Resignation of an MLA May Trigger Anti‑Defection Disqualification: Legal Issues Emerging from Manpreet Ayali’s Breakaway from Shiromani Akali Dal (Punar Surjit)
Manpreet Singh Ayali, who serves as a member of the legislative assembly for the Shiromani Akali Dal and is identified in the reporting as a rebel figure within the party, formally announced his resignation from the breakaway faction known as Shiromani Akali Dal (Punar Surjit) as well as from the associated Panthic Unity Coordination Committee, thereby terminating his formal affiliation with both the party organization and its coordination body. In explaining the motivation for his departure, Ayali referenced a directive issued by the Akal Takht, describing it as a hukamnama, which he interpreted as condemning the inclusion of certain leaders whom he asserted had lost moral authority, and he claimed that this perceived erosion of ethical standing within the party hierarchy constituted a decisive factor compelling his exit. He further expressed admiration for the faction led by Amritpal Singh, characterizing it as a preferable political alternative, while simultaneously stating unequivocally that he would neither align himself with parties based in Delhi nor seek reentry into the mainstream Shiromani Akali Dal organization from which he had earlier broken away. The public declaration of resignation and the articulation of these positions underscore a shift in intra‑party allegiance that may have implications for his status as an elected representative and raise questions concerning the applicability of anti‑defection provisions governing legislators who abandon their political parties.
One question is whether Ayali’s resignation from the Shiromani Akali Dal (Punar Surjit) automatically invites disqualification under the anti‑defection law that applies to members of legislative assemblies who cease to be members of the party on whose ticket they were elected, thereby potentially vacating his seat without further procedural steps. If the statutory framework treats mere resignation as a ground for disqualification, then the speaker of the assembly could, upon receiving a representation from the original party, issue a notice of disqualification that would be enforceable unless successfully challenged before a competent court. However, the legal position may hinge on whether the resignation was effected in accordance with the procedural requirements prescribed by the anti‑defection provisions, such as timing, method of submission, and the existence of a formal party notification confirming his departure.
Another possible view is that the original party must submit a formal petition to the speaker, outlining the alleged breach, and the speaker’s discretionary power to rule on the petition may be subject to judicial review if the decision appears arbitrary or contrary to constitutional guarantees. The timing of such a petition, whether it is filed promptly after the resignation or delayed, could affect the applicability of any statutory limitation periods governing anti‑defection proceedings, thereby influencing the ultimate outcome of the disqualification inquiry. Additionally, the party may argue that Ayali’s public statements praising a rival faction constitute voluntary alignment with another political grouping, which under the anti‑defection regime might be interpreted as joining a new party and thus trigger disqualification regardless of his formal resignation.

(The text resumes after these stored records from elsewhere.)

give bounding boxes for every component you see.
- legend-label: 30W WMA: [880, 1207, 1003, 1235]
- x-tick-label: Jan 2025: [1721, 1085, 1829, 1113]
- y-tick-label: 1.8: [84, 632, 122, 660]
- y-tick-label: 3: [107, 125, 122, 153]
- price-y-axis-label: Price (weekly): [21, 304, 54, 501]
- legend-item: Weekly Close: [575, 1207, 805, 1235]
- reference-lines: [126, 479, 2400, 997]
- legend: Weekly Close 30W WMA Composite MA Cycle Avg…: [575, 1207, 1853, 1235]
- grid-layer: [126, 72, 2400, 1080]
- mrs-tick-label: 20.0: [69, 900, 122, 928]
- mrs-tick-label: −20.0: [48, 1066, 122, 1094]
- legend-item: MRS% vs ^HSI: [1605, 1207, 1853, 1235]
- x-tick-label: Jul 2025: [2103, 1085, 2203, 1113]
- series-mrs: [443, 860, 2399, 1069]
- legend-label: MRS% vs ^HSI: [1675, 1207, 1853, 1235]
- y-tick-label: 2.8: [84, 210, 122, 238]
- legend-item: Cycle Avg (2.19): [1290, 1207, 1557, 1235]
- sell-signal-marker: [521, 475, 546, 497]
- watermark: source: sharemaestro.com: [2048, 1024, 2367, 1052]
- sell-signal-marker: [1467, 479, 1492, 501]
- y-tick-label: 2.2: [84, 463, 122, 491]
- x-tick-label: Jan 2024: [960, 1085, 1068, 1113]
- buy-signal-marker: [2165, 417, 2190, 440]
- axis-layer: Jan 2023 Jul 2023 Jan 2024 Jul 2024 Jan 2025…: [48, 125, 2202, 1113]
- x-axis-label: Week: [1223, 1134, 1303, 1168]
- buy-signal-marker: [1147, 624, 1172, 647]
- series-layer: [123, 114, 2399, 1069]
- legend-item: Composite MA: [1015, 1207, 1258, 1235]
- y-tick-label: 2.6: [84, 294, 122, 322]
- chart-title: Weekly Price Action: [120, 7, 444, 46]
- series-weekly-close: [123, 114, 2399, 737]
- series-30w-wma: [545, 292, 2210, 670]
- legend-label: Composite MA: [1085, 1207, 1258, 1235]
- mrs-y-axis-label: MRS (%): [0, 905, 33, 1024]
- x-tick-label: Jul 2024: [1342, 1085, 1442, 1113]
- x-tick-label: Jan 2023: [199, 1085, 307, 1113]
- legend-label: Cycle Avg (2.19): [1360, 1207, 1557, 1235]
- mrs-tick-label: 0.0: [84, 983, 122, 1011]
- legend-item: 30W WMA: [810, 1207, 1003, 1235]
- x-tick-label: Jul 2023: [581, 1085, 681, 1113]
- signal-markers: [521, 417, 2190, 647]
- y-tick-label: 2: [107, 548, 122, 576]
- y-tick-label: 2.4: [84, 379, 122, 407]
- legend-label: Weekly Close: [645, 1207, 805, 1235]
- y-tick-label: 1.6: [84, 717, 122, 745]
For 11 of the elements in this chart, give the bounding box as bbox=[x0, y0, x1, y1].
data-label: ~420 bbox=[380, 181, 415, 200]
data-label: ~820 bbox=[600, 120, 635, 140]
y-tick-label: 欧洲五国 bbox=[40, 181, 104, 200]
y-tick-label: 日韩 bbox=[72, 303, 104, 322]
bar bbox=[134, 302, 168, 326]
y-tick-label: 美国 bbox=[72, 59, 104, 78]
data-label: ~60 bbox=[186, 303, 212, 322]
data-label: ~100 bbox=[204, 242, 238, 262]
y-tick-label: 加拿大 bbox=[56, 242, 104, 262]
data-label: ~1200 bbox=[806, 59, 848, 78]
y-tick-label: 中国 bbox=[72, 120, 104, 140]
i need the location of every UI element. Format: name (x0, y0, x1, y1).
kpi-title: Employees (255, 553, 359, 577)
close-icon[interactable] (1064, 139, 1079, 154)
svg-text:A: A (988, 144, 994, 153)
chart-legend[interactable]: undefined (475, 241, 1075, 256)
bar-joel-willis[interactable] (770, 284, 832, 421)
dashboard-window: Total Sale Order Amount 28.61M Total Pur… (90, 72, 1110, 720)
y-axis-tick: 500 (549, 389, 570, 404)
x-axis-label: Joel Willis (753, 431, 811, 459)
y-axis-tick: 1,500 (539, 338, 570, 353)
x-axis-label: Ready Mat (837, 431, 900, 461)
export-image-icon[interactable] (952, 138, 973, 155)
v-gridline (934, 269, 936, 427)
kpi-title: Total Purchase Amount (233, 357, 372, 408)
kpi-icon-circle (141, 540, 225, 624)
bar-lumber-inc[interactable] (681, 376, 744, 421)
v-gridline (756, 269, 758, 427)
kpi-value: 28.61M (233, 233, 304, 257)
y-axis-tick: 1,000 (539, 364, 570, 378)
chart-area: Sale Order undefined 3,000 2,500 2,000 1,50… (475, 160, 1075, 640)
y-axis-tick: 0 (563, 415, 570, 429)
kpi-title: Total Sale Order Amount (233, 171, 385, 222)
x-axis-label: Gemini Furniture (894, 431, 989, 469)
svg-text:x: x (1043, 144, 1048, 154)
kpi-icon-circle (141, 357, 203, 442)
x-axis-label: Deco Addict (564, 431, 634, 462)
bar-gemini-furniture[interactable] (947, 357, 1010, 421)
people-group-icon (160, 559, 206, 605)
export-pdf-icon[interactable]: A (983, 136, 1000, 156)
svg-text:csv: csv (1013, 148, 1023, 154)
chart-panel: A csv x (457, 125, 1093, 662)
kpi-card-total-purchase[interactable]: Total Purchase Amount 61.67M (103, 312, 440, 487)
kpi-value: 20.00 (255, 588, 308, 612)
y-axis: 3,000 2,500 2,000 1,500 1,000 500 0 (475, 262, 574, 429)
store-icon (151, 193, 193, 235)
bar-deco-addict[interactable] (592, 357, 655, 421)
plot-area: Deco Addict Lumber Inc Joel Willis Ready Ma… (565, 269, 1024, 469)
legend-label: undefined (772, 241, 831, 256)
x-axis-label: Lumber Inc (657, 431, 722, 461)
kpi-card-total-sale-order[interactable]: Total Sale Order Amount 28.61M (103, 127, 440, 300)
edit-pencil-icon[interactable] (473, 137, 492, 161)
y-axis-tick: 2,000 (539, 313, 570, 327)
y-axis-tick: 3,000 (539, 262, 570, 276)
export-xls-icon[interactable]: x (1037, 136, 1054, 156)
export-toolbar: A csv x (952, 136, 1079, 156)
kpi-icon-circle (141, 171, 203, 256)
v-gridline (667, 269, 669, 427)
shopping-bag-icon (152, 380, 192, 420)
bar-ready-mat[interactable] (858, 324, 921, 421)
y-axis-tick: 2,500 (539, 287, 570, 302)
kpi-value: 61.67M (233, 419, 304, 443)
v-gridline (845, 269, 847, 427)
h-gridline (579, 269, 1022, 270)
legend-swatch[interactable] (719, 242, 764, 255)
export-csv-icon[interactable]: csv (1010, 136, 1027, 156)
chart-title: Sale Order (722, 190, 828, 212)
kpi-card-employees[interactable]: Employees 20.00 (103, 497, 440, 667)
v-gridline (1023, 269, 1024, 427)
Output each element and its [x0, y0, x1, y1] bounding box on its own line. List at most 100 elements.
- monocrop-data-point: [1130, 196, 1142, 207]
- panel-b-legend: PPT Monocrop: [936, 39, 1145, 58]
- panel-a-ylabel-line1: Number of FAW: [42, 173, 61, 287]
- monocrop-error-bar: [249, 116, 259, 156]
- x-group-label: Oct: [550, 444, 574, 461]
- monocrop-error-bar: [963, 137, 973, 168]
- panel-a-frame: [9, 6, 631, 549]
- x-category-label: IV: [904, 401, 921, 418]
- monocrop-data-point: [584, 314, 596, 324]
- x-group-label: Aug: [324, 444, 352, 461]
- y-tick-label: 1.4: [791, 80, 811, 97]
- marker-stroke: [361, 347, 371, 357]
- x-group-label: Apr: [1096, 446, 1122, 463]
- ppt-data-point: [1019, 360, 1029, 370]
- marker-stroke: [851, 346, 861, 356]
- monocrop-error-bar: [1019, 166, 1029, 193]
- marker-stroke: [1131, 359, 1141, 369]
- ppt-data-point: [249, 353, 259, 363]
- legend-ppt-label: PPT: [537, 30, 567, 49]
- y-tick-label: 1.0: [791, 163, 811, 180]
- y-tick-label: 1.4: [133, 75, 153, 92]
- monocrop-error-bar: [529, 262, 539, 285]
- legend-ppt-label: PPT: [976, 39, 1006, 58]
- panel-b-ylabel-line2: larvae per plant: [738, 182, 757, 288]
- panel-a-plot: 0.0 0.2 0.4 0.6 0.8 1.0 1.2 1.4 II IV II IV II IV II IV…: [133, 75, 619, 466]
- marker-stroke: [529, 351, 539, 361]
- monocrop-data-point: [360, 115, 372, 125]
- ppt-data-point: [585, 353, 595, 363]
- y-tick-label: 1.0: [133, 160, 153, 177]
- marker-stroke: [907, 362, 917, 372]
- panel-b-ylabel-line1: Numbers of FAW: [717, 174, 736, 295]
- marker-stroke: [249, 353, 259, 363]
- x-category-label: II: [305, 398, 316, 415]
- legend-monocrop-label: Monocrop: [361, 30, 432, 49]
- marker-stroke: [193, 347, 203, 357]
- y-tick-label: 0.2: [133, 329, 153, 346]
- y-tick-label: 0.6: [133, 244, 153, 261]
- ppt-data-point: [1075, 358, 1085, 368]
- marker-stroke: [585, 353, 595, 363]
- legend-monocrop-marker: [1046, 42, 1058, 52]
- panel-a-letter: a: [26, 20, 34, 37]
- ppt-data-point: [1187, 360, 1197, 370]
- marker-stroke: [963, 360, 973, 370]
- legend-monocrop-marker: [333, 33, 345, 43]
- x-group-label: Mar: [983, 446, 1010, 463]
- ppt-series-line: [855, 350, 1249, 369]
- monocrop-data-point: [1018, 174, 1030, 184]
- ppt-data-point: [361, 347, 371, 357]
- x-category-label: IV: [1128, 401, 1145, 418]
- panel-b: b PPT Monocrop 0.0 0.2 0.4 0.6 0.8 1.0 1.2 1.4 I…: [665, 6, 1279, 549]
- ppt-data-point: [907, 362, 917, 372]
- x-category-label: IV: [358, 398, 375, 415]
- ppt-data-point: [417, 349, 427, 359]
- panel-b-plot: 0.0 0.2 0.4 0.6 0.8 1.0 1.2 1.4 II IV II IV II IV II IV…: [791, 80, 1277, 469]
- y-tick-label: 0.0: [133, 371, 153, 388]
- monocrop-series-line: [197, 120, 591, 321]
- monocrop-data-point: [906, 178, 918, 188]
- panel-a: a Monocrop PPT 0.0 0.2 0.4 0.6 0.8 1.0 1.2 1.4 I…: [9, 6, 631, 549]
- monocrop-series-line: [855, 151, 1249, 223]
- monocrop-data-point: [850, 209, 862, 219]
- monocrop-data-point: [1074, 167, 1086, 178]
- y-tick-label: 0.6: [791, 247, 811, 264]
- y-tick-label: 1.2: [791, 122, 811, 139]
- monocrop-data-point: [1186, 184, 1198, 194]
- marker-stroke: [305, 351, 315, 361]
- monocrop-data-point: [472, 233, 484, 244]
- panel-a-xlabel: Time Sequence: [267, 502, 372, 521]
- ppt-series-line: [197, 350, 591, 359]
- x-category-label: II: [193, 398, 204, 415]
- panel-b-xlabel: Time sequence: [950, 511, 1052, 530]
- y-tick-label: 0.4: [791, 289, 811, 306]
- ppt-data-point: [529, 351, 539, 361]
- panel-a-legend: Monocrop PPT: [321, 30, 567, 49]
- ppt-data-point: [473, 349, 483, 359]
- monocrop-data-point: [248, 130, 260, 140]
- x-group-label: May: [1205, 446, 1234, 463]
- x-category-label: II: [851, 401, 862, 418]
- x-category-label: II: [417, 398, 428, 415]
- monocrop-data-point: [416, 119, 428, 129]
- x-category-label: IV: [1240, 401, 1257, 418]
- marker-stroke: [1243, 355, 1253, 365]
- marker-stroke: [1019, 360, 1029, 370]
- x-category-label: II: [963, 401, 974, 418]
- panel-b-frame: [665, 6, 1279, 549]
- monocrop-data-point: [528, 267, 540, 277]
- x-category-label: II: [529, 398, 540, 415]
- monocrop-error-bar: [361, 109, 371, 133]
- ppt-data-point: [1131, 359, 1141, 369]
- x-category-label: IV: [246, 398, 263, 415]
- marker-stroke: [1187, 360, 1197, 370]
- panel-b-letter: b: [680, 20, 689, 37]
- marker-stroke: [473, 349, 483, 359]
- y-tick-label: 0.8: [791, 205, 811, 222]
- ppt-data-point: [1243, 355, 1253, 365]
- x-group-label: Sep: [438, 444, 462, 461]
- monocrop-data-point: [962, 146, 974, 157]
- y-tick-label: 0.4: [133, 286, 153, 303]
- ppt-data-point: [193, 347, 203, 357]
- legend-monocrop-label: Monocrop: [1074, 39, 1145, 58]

Perhaps a constitutional concern emerges from the tension between the legislator’s freedom of speech and association, as protected by the Constitution, and the state’s interest in preserving party discipline to ensure stable governance, raising the question of whether anti‑defection provisions unduly impinge on fundamental rights. If a court were called upon to balance these competing interests, it might examine whether the anti‑defection law is a proportionate restriction, requiring a narrowly tailored approach that targets only those actions that threaten the integrity of the electoral mandate rather than penalising ordinary political dissent. Thus, any decision to disqualify Ayali would need to be justified on the basis that his conduct transcended mere expression of political preference and amounted to an actual defection as envisaged by the legislative intent of the anti‑defection scheme.
Perhaps the procedural significance lies in the availability of judicial review, where Ayali could file a writ petition challenging the speaker’s order on grounds of jurisdictional overreach, failure to afford a hearing, or violation of due‑process guarantees embedded in the Constitution. A court reviewing such a petition would likely examine whether the speaker acted within the powers conferred by the anti‑defection framework, whether the party’s petition satisfied procedural prerequisites, and whether the disqualification order respected the principle of natural justice by providing Ayali an opportunity to be heard. If the court finds procedural irregularities or an unconstitutional restriction on Ayali’s rights, it may quash the disqualification and restore his status as a legislator, thereby reinforcing the necessity of strict adherence to both statutory mandates and constitutional protections in anti‑defection matters.